14 June 2011

formatting

I recently had an odd experience. I submitted a short story to a speculative fiction magazine and the editor wrote back and told me my formatting was all messed up. I opened up my copy of the file; it looked fine. I couldn't quite figure out what the editor meant. Of course, by the time the editor received the file it had been reformatted according to their rules and emailed. So I'm guessing somewhere in there something went awry. (Gee, go figure.)

I was quite embarrassed and a little angry that the editor took me to task for sending in a file with the 'wrong format.' :( I do admit it was my responsibility as the author to ensure the format was okay. But... I thought the editor went a little overboard. What do you think? Is the 'wrong format' an rejectionable offense?

Here at ElectricSpec I've read some stories that had some odd formatting. I, personally, have not rejected anything because of formatting.
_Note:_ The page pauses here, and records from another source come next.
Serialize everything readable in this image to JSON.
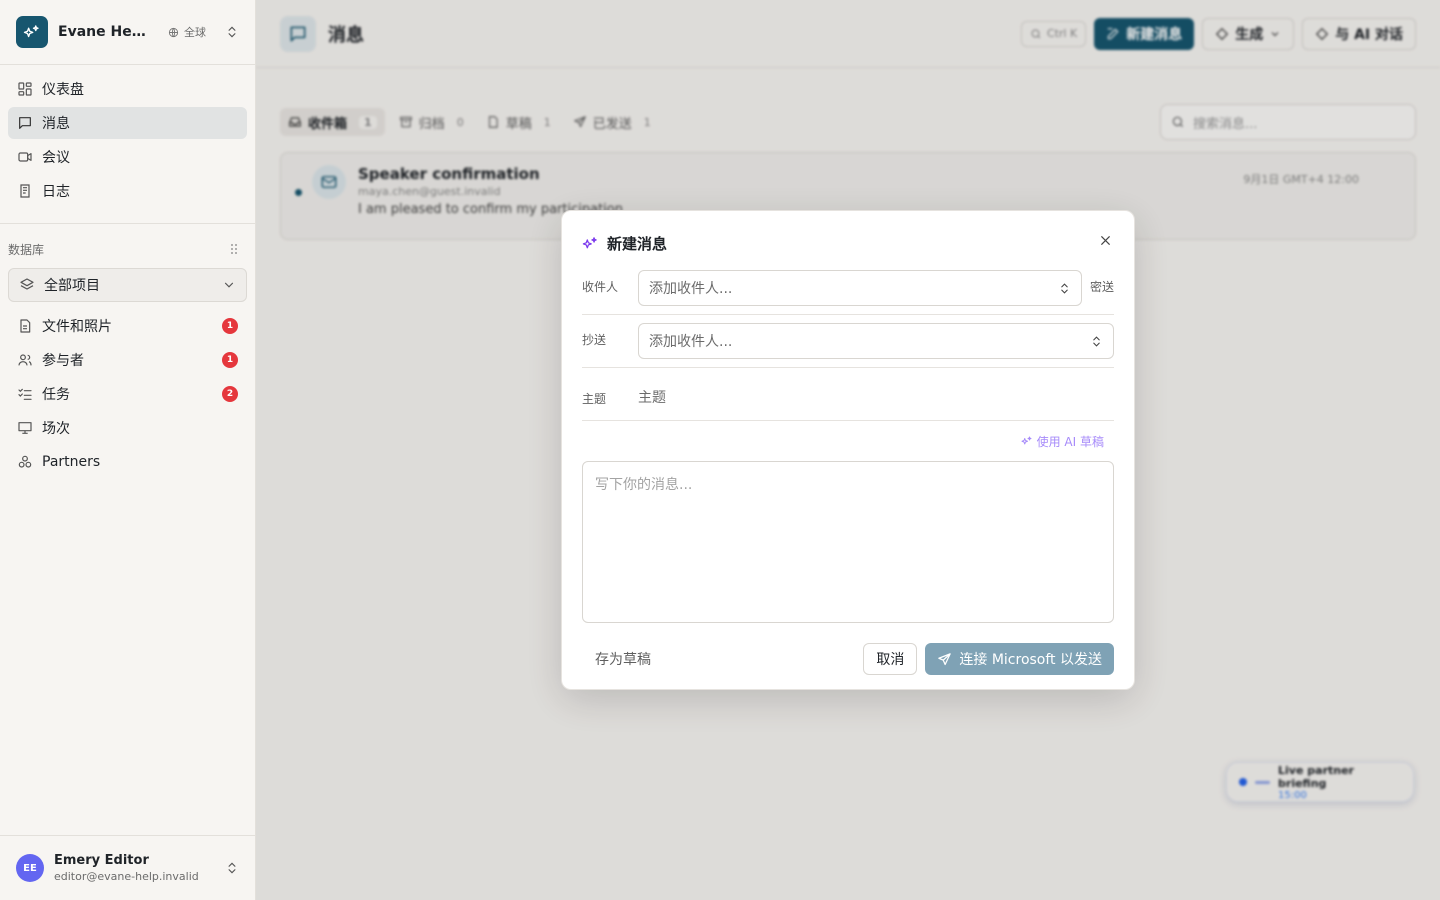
{
  "sidebar": {
    "workspace_name": "Evane Help ...",
    "scope_label": "全球",
    "nav": [
      {
        "label": "仪表盘"
      },
      {
        "label": "消息"
      },
      {
        "label": "会议"
      },
      {
        "label": "日志"
      }
    ],
    "db_section_label": "数据库",
    "db_select_label": "全部项目",
    "db_items": [
      {
        "label": "文件和照片",
        "badge": "1"
      },
      {
        "label": "参与者",
        "badge": "1"
      },
      {
        "label": "任务",
        "badge": "2"
      },
      {
        "label": "场次",
        "badge": ""
      },
      {
        "label": "Partners",
        "badge": ""
      }
    ],
    "user": {
      "initials": "EE",
      "name": "Emery Editor",
      "email": "editor@evane-help.invalid"
    }
  },
  "main": {
    "title": "消息",
    "shortcut_label": "Ctrl K",
    "new_message_label": "新建消息",
    "generate_label": "生成",
    "ai_chat_label": "与 AI 对话",
    "tabs": [
      {
        "label": "收件箱",
        "count": "1"
      },
      {
        "label": "归档",
        "count": "0"
      },
      {
        "label": "草稿",
        "count": "1"
      },
      {
        "label": "已发送",
        "count": "1"
      }
    ],
    "search_placeholder": "搜索消息...",
    "message": {
      "subject": "Speaker confirmation",
      "from": "maya.chen@guest.invalid",
      "preview": "I am pleased to confirm my participation",
      "time": "9月1日 GMT+4 12:00"
    },
    "live": {
      "title": "Live partner briefing",
      "time": "15:00"
    }
  },
  "modal": {
    "title": "新建消息",
    "to_label": "收件人",
    "to_placeholder": "添加收件人...",
    "bcc_label": "密送",
    "cc_label": "抄送",
    "cc_placeholder": "添加收件人...",
    "subject_label": "主题",
    "subject_placeholder": "主题",
    "ai_draft_label": "使用 AI 草稿",
    "body_placeholder": "写下你的消息...",
    "save_draft_label": "存为草稿",
    "cancel_label": "取消",
    "send_label": "连接 Microsoft 以发送"
  },
  "colors": {
    "brand": "#17566f",
    "badge": "#e5373d",
    "ai_accent": "#a78bfa",
    "send_disabled": "#7fa2b5"
  }
}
Maybe I'm too lenient? :) I have no immediate plans to change my ways. Curious about our desired ElectricSpec format? Check out: Fiction Submission Guidelines.

5 comments:

Anthony Rapino said...

This happened to me once as well, but I blamed the e-mail program. You see, this particular magazine requested all stories be "pasted into the body of the e-mail."
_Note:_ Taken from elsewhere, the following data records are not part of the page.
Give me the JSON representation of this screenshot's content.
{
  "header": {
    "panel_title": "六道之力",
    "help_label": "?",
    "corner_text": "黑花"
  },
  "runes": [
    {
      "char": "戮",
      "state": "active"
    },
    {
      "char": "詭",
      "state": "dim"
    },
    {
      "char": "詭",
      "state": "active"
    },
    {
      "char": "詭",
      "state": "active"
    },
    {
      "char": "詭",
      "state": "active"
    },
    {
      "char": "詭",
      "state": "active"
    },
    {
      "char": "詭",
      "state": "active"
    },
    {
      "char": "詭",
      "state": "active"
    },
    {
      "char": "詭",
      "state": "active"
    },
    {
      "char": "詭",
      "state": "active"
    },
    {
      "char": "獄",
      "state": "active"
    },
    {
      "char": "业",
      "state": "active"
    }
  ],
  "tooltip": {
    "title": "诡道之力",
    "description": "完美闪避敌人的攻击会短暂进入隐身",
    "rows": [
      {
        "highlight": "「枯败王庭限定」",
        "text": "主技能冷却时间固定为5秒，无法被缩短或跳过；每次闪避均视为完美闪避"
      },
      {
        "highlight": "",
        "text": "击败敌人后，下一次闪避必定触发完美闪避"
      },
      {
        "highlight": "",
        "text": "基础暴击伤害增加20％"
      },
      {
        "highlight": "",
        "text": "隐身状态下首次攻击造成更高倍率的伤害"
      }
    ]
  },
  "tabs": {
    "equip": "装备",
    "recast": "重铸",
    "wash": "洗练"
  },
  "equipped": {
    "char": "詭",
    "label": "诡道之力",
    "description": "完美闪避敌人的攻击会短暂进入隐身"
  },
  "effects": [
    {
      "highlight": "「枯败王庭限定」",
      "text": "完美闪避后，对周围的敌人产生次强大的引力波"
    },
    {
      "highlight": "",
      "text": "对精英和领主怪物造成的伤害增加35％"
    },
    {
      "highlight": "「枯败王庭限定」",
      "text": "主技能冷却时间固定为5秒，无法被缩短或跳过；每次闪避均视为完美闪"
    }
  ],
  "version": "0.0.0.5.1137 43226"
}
Apparently, somewhere between my sending the e-mail and their receipt of it, the format changed. I'm still not sure why.

I'm not opposed to editors rejecting a story if the formatting is so messed up that it's hard to read. If, however, it's just one or two little slip ups, a rejection is overkill.

David E. Hughes said...

I had an editor claim my formatting was wrong because I didn't use italics for character's thoughts. I never saw a rule that said you had to do that. In fact, many authors these days dismiss it as a passe convention.

Martin Willoughby said...

If it makes it unreadable, fair enough, but if THEY'VE done something at their end to convert it from one format to another, then thay have a problem.

ssas said...

One of my favorite stories we published did nearly every thing on submission wrong. The story was that good.

I do find it annoying, though, to be cranking along on slush and have a story turn up that's difficult to read. But I usually just let the writer know and invite them to resubmit if I can't read enough to hold or pass on the story.

John S. Barker said...

The vagaries of word processing programs make it possible for your perfectly formatted document to end up a mess when the editor opens it, especially if (a) you are using different versions of the software, or (b) using "compatible" programs. For example, Word Perfect can open Word documents, but quite often the format is completely trashed. And different versions of Word cause problems.

I'm not sure why more editors do not accept PDFs initially. There is no argument about format when working with a PDF version.